Hi all, For the past few months there has been a slow but steady trickle of reports of oopses in kjournald. Recently I got a couple of reports that were repeatable enough to rerun with extra debugging code.
It turns out that we're releasing a journal_head while it is still linked onto the transaction's t_locked_list. The exact location is in journal_unmap_buffer(). On several exit paths, that does: spin_unlock(&journal->j_list_lock); jbd_unlock_bh_state(bh); spin_unlock(&journal->j_state_lock); journal_put_journal_head(jh); releasing the jh *after* dropping the j_list_lock and j_state_lock. kjournald can then be doing journal_commit_transaction(): spin_lock(&journal->j_list_lock); ... if (buffer_locked(bh)) { BUFFER_TRACE(bh, "locked"); if (!inverted_lock(journal, bh)) goto write_out_data; __journal_unfile_buffer(jh); __journal_file_buffer(jh, commit_transaction, BJ_Locked); jbd_unlock_bh_state(bh); The problem happens if journal_unmap_buffer()'s own put_journal_head() manages to get in between kjournald's *unfile_buffer and the following *file_buffer. Because journal_unmap_buffer() has dropped its bh_state lock by this point, there's nothing to prevent this, leading to a variety of unpleasant situations. In particular, the jh is unfiled at this point, so there's nothing to stop the put_journal_head() from freeing the memory we're just about to link onto the BJ_Locked list. I _think_ that the attached patch deals with this, but I'm still awaiting further testing to be sure. I thought I might as well get some other ext3 eyes on it while I wait for that -- I'll let you know as soon as I hear back from the other testing. The patch works by making sure that the various exits from journal_unmap_buffer() always call journal_put_journal_head() *before* unlocking the j_list_lock. This is correct according to the documented lock ranking, and it also matches the order in the existing main exit path at the end of the function. Cheers, Stephen
--- linux-2.6-ext3/fs/jbd/transaction.c.=K0000=.orig +++ linux-2.6-ext3/fs/jbd/transaction.c @@ -1775,10 +1775,10 @@ static int journal_unmap_buffer(journal_ JBUFFER_TRACE(jh, "checkpointed: add to BJ_Forget"); ret = __dispose_buffer(jh, journal->j_running_transaction); + journal_put_journal_head(jh); spin_unlock(&journal->j_list_lock); jbd_unlock_bh_state(bh); spin_unlock(&journal->j_state_lock); - journal_put_journal_head(jh); return ret; } else { /* There is no currently-running transaction.
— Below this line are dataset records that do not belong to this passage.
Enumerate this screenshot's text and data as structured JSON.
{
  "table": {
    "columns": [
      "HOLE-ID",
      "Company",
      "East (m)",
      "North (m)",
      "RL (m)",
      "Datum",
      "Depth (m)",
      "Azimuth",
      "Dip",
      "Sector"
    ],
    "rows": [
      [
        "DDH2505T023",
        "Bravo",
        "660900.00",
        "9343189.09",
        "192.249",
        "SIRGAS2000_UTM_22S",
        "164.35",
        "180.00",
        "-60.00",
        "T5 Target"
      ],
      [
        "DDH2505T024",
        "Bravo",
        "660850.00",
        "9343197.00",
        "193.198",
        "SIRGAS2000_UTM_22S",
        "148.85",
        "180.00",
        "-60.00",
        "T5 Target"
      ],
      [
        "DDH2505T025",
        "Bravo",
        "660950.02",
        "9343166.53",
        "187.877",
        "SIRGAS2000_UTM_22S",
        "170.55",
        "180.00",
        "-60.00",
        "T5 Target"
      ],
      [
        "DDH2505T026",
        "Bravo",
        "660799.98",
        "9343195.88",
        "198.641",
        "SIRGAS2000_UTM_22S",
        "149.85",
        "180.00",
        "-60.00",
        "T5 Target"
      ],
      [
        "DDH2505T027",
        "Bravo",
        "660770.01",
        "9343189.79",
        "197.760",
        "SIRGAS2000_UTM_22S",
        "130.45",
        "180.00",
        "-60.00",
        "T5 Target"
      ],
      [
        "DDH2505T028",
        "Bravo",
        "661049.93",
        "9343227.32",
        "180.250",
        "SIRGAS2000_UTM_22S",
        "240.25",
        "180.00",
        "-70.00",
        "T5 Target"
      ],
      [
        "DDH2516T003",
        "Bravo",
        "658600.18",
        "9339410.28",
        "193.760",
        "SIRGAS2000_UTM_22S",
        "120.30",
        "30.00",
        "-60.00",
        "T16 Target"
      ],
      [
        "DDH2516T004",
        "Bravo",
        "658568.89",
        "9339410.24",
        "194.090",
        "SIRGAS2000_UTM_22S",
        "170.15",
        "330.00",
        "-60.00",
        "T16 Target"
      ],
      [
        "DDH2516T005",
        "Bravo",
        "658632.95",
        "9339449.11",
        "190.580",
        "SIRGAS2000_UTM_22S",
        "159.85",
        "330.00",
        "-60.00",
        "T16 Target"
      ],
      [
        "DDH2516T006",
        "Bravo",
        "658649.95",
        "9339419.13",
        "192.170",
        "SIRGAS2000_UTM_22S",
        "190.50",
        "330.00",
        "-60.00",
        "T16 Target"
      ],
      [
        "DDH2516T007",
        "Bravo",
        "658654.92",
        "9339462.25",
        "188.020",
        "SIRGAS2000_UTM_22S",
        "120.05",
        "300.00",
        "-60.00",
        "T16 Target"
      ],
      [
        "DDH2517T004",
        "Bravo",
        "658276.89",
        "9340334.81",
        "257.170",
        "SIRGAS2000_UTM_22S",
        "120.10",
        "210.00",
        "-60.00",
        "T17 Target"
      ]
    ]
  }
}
So the @@ -1789,10 +1789,10 @@ static int journal_unmap_buffer(journal_ JBUFFER_TRACE(jh, "give to committing trans"); ret = __dispose_buffer(jh, journal->j_committing_transaction); + journal_put_journal_head(jh); spin_unlock(&journal->j_list_lock); jbd_unlock_bh_state(bh); spin_unlock(&journal->j_state_lock); - journal_put_journal_head(jh); return ret; } else { /* The orphan record's transaction has @@ -1813,10 +1813,10 @@ static int journal_unmap_buffer(journal_ journal->j_running_transaction); jh->b_next_transaction = NULL; } + journal_put_journal_head(jh); spin_unlock(&journal->j_list_lock); jbd_unlock_bh_state(bh); spin_unlock(&journal->j_state_lock); - journal_put_journal_head(jh); return 0; } else { /* Good, the buffer belongs to the running transaction.